While the best start date for a northbound PCT thruhike is often debated, the latest acceptable finish date in Canada is mostly not, with hikers almost unanimously agreeing that one should be done by mid-September to avoid fall snowstorms in the North Cascades of Washington. That means that those March and April starters will likely end up spending their life savings (or worse, credit card debt) on their 5-6 month thruhikes (some of it possibly just waiting in Tehachapi or Kennedy Meadows for the snow to melt) while you will not, as it won’t even be an option. You’ll continue working in the spring, saving up money until your May start and then having a relatively inexpensive 3-4 month thruhike.

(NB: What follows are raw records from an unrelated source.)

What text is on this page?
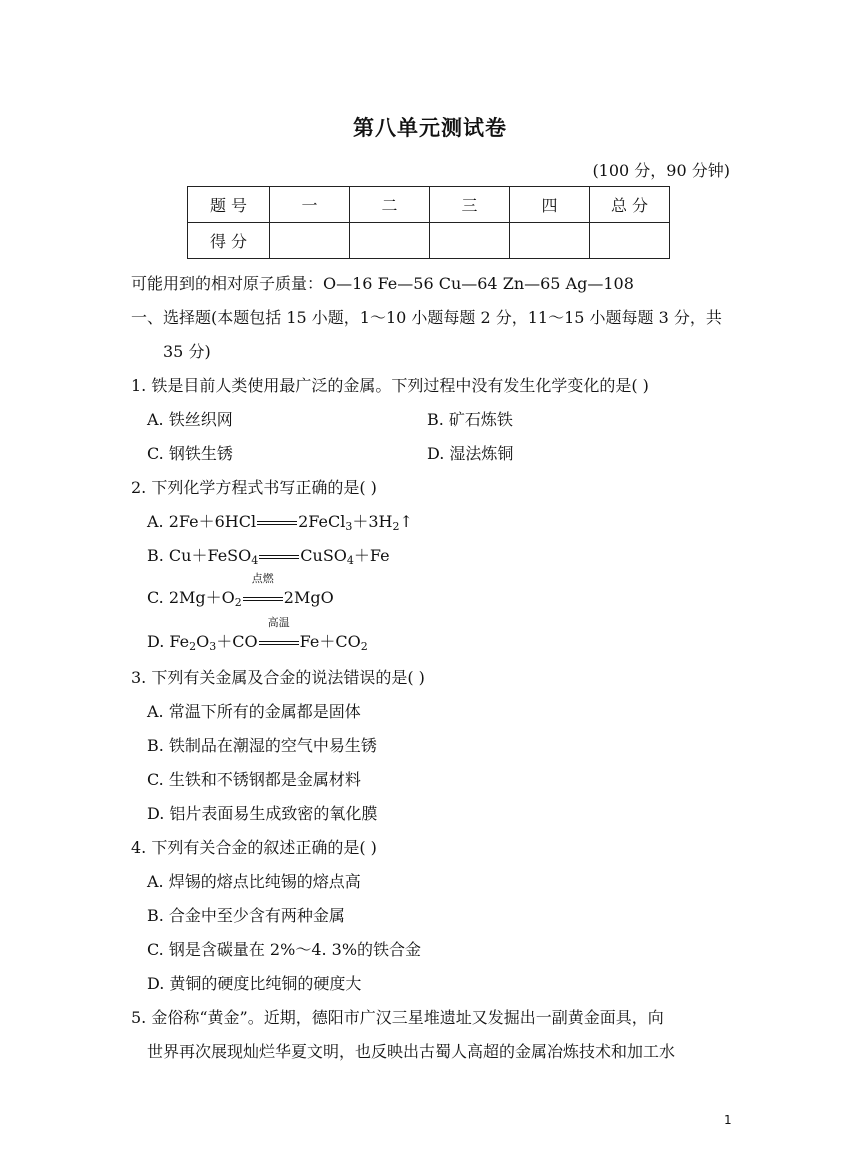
第八单元测试卷
(100 分，90 分钟)
题 号	一	二	三	四	总 分
得 分					
可能用到的相对原子质量：O—16 Fe—56 Cu—64 Zn—65 Ag—108
一、选择题(本题包括 15 小题，1～10 小题每题 2 分，11～15 小题每题 3 分，共
35 分)
1. 铁是目前人类使用最广泛的金属。下列过程中没有发生化学变化的是( )
A. 铁丝织网	B. 矿石炼铁
C. 钢铁生锈	D. 湿法炼铜
2. 下列化学方程式书写正确的是( )
A. 2Fe＋6HCl	$2FeCl_3+3H_2↑$
B. Cu＋FeSO$_4$	CuSO$_4$＋Fe
C. $2Mg+O_2$
点燃
2MgO
D. $Fe_2O_3+CO$
高温
$Fe+CO_2$
3. 下列有关金属及合金的说法错误的是( )
A. 常温下所有的金属都是固体
B. 铁制品在潮湿的空气中易生锈
C. 生铁和不锈钢都是金属材料
D. 铝片表面易生成致密的氧化膜
4. 下列有关合金的叙述正确的是( )
A. 焊锡的熔点比纯锡的熔点高
B. 合金中至少含有两种金属
C. 钢是含碳量在 2%～4. 3%的铁合金
D. 黄铜的硬度比纯铜的硬度大
5. 金俗称“黄金”。近期，德阳市广汉三星堆遗址又发掘出一副黄金面具，向
世界再次展现灿烂华夏文明，也反映出古蜀人高超的金属冶炼技术和加工水
1
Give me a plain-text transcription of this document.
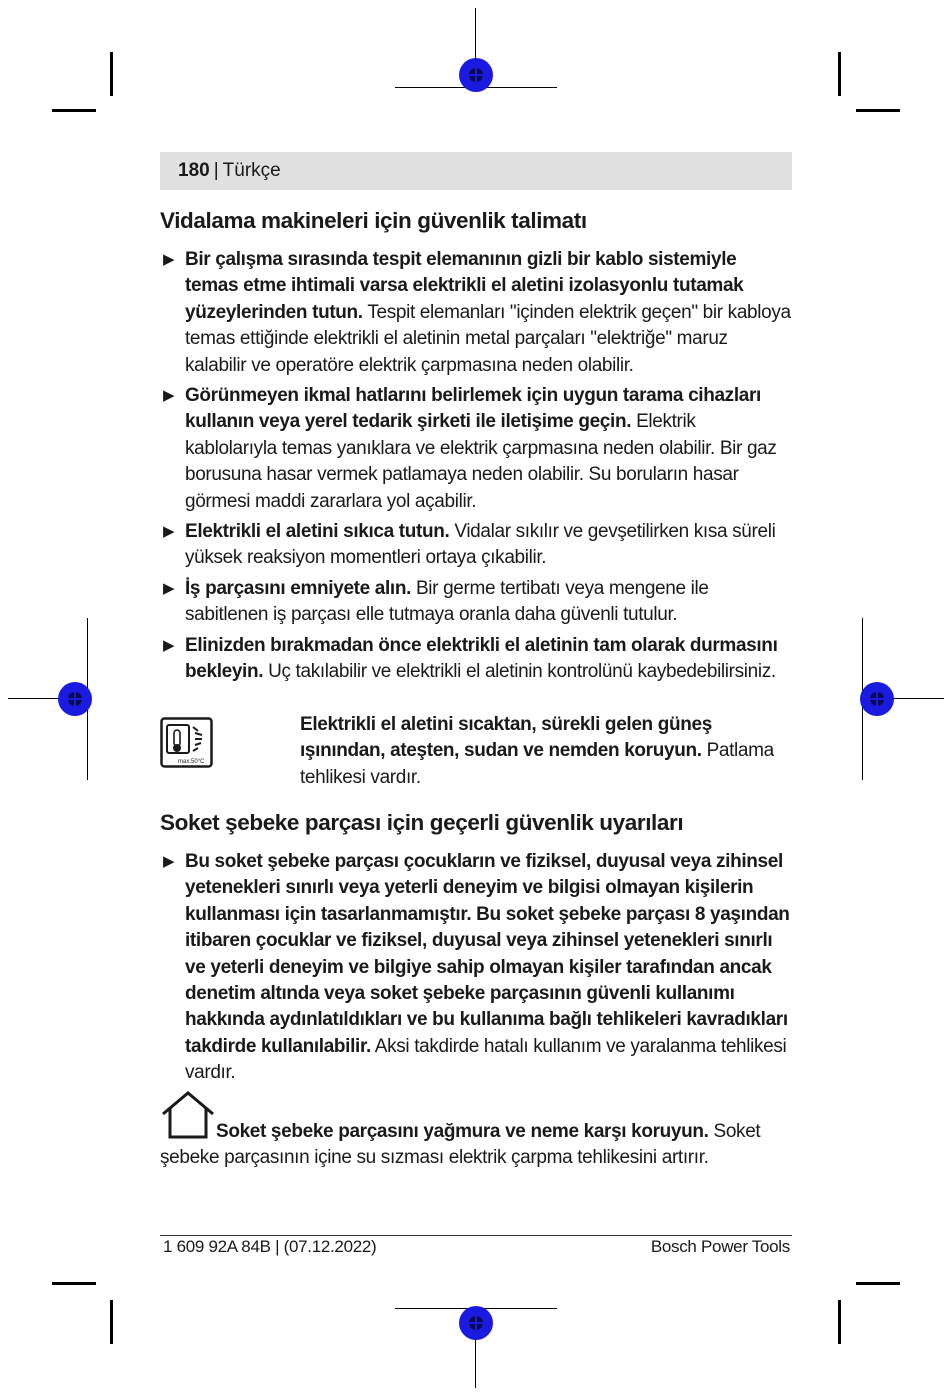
180 | Türkçe
Vidalama makineleri için güvenlik talimatı
▶ Bir çalışma sırasında tespit elemanının gizli bir kablo sistemiyle temas etme ihtimali varsa elektrikli el aletini izolasyonlu tutamak yüzeylerinden tutun. Tespit elemanları "içinden elektrik geçen" bir kabloya temas ettiğinde elektrikli el aletinin metal parçaları "elektriğe" maruz kalabilir ve operatöre elektrik çarpmasına neden olabilir.
▶ Görünmeyen ikmal hatlarını belirlemek için uygun tarama cihazları kullanın veya yerel tedarik şirketi ile iletişime geçin. Elektrik kablolarıyla temas yanıklara ve elektrik çarpmasına neden olabilir. Bir gaz borusuna hasar vermek patlamaya neden olabilir. Su boruların hasar görmesi maddi zararlara yol açabilir.
▶ Elektrikli el aletini sıkıca tutun. Vidalar sıkılır ve gevşetilirken kısa süreli yüksek reaksiyon momentleri ortaya çıkabilir.
▶ İş parçasını emniyete alın. Bir germe tertibatı veya mengene ile sabitlenen iş parçası elle tutmaya oranla daha güvenli tutulur.
▶ Elinizden bırakmadan önce elektrikli el aletinin tam olarak durmasını bekleyin. Uç takılabilir ve elektrikli el aletinin kontrolünü kaybedebilirsiniz.
max.50°C
Elektrikli el aletini sıcaktan, sürekli gelen güneş ışınından, ateşten, sudan ve nemden koruyun. Patlama tehlikesi vardır.
Soket şebeke parçası için geçerli güvenlik uyarıları
▶ Bu soket şebeke parçası çocukların ve fiziksel, duyusal veya zihinsel yetenekleri sınırlı veya yeterli deneyim ve bilgisi olmayan kişilerin kullanması için tasarlanmamıştır. Bu soket şebeke parçası 8 yaşından itibaren çocuklar ve fiziksel, duyusal veya zihinsel yetenekleri sınırlı ve yeterli deneyim ve bilgiye sahip olmayan kişiler tarafından ancak denetim altında veya soket şebeke parçasının güvenli kullanımı hakkında aydınlatıldıkları ve bu kullanıma bağlı tehlikeleri kavradıkları takdirde kullanılabilir. Aksi takdirde hatalı kullanım ve yaralanma tehlikesi vardır.
Soket şebeke parçasını yağmura ve neme karşı koruyun. Soket şebeke parçasının içine su sızması elektrik çarpma tehlikesini artırır.
1 609 92A 84B | (07.12.2022)	Bosch Power Tools
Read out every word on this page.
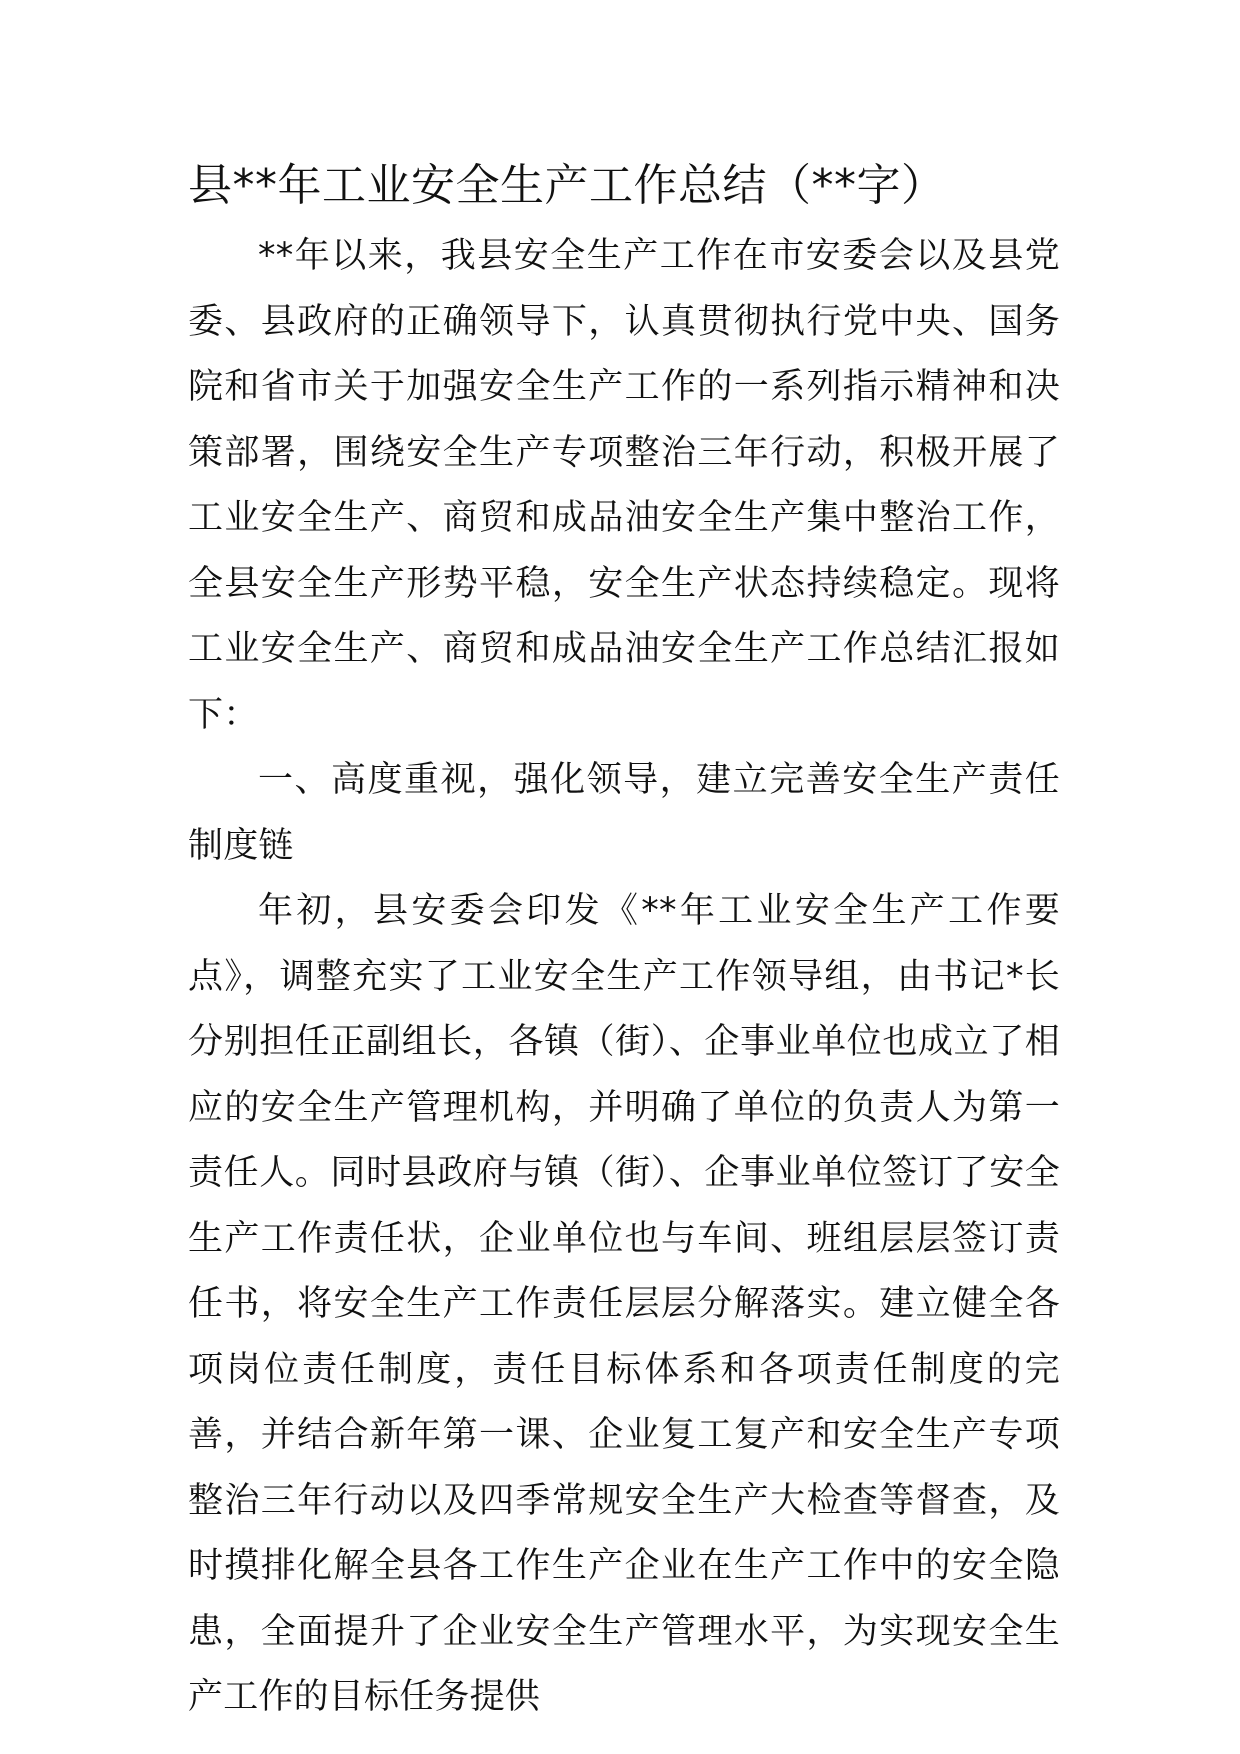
县**年工业安全生产工作总结（**字）

**年以来，我县安全生产工作在市安委会以及县党委、县政府的正确领导下，认真贯彻执行党中央、国务院和省市关于加强安全生产工作的一系列指示精神和决策部署，围绕安全生产专项整治三年行动，积极开展了工业安全生产、商贸和成品油安全生产集中整治工作，全县安全生产形势平稳，安全生产状态持续稳定。现将工业安全生产、商贸和成品油安全生产工作总结汇报如下：

一、高度重视，强化领导，建立完善安全生产责任制度链

年初，县安委会印发《**年工业安全生产工作要点》，调整充实了工业安全生产工作领导组，由书记*长分别担任正副组长，各镇（街）、企事业单位也成立了相应的安全生产管理机构，并明确了单位的负责人为第一责任人。同时县政府与镇（街）、企事业单位签订了安全生产工作责任状，企业单位也与车间、班组层层签订责任书，将安全生产工作责任层层分解落实。建立健全各项岗位责任制度，责任目标体系和各项责任制度的完善，并结合新年第一课、企业复工复产和安全生产专项整治三年行动以及四季常规安全生产大检查等督查，及时摸排化解全县各工作生产企业在生产工作中的安全隐患，全面提升了企业安全生产管理水平，为实现安全生产工作的目标任务提供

While working an extra month and spending less of the year hiking may not seem like a benefit for someone trying to live the dirtbag lifestyle, I think it is when you consider the long term. I think a person can be unemployed and hike for four months of every single year while still saving money towards a home and retirement and still enjoying a good quality of life. I don’t think the same is possible for six-month stints on trail, which are more “once in a lifetime” types of deals.

6. Chase the wildflowers

A meadow of alpine wildflowers may just be the most beautiful sight on earth, made even more special by the fact that it only lasts for a only few weeks per year in any location. Well, if you start a northbound PCT thruhike in May and move fast enough, you just might be able to walk among the blooming colours for the entire summer. You’ll catch the Poppies and Lupine in Southern California in May, Western Columbine in the Sierra and Mule’s Ear in Northern California through June and July, and finally Daisies in Oregon and Paintbrush in Washington through July and August, bringing you an almost unfair amount of beauty for months on end as you walk north chasing the seasons.


My last warning

Once again, if you’re actually looking for advice on when to start, do more research beyond this blog post. Your ideal start date will depend on many factors specific to you and the conditions of the given year, and being in the mountains in the wrong time can cost you your life. This is only one side of the coin and a May start is not for everyone or every year. I just wanted to get this info out there to hopefully balance out all the resources advising a March start.